# Witten conjecture

(Redirected from Witten's conjecture)

In algebraic geometry, the Witten conjecture is a conjecture about intersection numbers of stable classes on the moduli space of curves, introduced by Witten (1991), and generalized in (Witten 1993). Witten's original conjecture was proved by Kontsevich (1992).
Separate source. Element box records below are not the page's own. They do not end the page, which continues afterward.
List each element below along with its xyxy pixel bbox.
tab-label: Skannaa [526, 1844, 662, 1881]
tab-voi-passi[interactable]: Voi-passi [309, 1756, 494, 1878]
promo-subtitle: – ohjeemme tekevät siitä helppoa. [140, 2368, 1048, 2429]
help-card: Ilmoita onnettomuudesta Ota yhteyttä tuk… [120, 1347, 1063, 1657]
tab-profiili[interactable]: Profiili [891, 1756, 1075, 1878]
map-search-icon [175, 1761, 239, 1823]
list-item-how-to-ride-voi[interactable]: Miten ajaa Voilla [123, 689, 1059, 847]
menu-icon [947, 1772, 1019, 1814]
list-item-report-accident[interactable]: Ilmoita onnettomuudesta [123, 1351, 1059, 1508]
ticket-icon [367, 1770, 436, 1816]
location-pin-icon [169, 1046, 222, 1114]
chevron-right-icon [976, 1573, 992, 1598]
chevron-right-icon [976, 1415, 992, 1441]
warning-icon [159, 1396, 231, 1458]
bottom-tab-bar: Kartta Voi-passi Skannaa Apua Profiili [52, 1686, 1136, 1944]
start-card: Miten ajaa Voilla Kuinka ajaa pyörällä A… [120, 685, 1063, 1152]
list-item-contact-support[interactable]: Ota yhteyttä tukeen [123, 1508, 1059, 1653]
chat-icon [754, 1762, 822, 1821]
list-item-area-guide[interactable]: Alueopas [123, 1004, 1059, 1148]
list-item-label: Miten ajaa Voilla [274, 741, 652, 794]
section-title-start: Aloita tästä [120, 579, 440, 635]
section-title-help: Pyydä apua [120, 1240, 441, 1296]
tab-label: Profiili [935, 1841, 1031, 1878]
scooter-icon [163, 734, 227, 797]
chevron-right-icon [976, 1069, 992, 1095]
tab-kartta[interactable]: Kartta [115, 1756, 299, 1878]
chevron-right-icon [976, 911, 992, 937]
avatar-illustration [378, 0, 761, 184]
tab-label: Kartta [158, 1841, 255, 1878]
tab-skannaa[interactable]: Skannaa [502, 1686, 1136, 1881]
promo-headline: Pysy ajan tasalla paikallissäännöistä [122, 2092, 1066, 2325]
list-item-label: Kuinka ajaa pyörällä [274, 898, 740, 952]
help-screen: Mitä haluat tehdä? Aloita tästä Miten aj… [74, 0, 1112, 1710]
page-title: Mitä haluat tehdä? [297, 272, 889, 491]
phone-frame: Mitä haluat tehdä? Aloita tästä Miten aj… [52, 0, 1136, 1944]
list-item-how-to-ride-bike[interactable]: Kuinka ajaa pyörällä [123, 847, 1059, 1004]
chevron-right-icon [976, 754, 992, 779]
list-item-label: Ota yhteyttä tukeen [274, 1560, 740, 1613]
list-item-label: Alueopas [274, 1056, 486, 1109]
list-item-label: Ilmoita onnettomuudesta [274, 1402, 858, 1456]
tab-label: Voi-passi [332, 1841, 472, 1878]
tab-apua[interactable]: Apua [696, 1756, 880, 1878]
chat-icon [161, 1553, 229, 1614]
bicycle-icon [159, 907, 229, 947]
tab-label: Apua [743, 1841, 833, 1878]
Witten's motivation for the conjecture was that two different models of 2-dimensional quantum gravity should have the same partition function. The partition function for one of these models can be described in terms of intersection numbers on the moduli stack of algebraic curves, and the partition function for the other is the logarithm of the τ-function of the KdV hierarchy. Identifying these partition functions gives Witten's conjecture that a certain generating function formed from intersection numbers should satisfy the differential equations of the KdV hierarchy.

## Statement

Suppose that Mg,n is the moduli stack of compact Riemann surfaces of genus g with n distinct marked points x1,...,xn, and Mg,n is its Deligne–Mumford compactification. There are n line bundles Li on Mg,n, whose fiber at a point of the moduli stack is given by the cotangent space of a Riemann surface at the marked point xi. The intersection index 〈τd1, ..., τdn〉 is the intersection index of Π c1(Li)di on Mg,n where Σdi = dimMg,n = 3g – 3 + n, and 0 if no such g exists, where c1 is the first Chern class of a line bundle. Witten's generating function

$F(t_0,t_1,\ldots) = \sum\langle\tau_0^{k_0}\tau_1^{k_1}\cdots\rangle\prod_{i\ge 0} \frac{t_i^{k_i}}{k_i!} =\frac{t_0^3}{6}+ \frac{t_1}{24} + \frac{t_0t_2}{24} + \frac{t_1^2}{24}+ \frac{t_0^2t_3}{48} + \cdots$

encodes all the intersection indices as its coefficients.

Witten's conjecture states that the partition function Z = exp F is a τ-function for the KdV hierarchy, in other words it satisfies a certain series of partial differential equations corresponding to elements Li for i≥–1 of the Virasoro algebra.

## Proof

Kontsevich used a combinatorial description of the moduli spaces in terms of ribbon graphs to show that $\sum_{d_1+\cdots+d_n=3g-3+n}\langle \tau_{d_1},\ldots,\tau_{d_n}\rangle \prod_{1\le i\le n} \frac{(2d_i-1)!!}{\lambda_i^{2d_i+1}} =\sum_{\Gamma\in G_{g,n}}\frac{2^{-|X_0|}}{|\text{Aut} \Gamma|}\prod_{e\in X_1}\frac{2}{\lambda(e)}$

Here the sum on the right is over the set Gg,n of ribbon graphs X of compact Riemann surfaces of genus g with n marked points. The set of edges e and points of X are denoted by X 0 and X1. The function λ is thought of as a function from the marked points to the reals, and extended to edges of the ribbon graph by setting λ of an edge equal to the sum of λ at the two marked points corresponding to each side of the edge.

By Feynman diagram techniques, this implies that F(t0,...) is an asymptotic expansion of

$\log\int \exp(i \text{tr} X^3/6)d\mu$

as Λ lends to infinity, where Λ and Χ are positive definite N by N hermitian matrices, and ti is given by

$t_i = \frac{- \text{tr} \Lambda^{-1-2i}}{1\times3\times5\times\cdots\times (2i-1)}$

and the probability measure μ on the positive definite hermitian matrices is given by

$d\mu =c_\Lambda\exp(-\text{tr} X^2\Lambda/2)dX$

where cΛ is a normalizing constant. This measure has the property that

$\int X_{ij}X_{kl}d\mu = \delta_{il}\delta_{jk}\frac{2}{\Lambda_i+\Lambda_j}$

which implies that its expansion in terms of Feynman diagrams is the expression for F in terms of ribbon graphs.

From this he deduced that exp F is a τ-function for the KdV hierarchy, thus proving Witten's conjecture.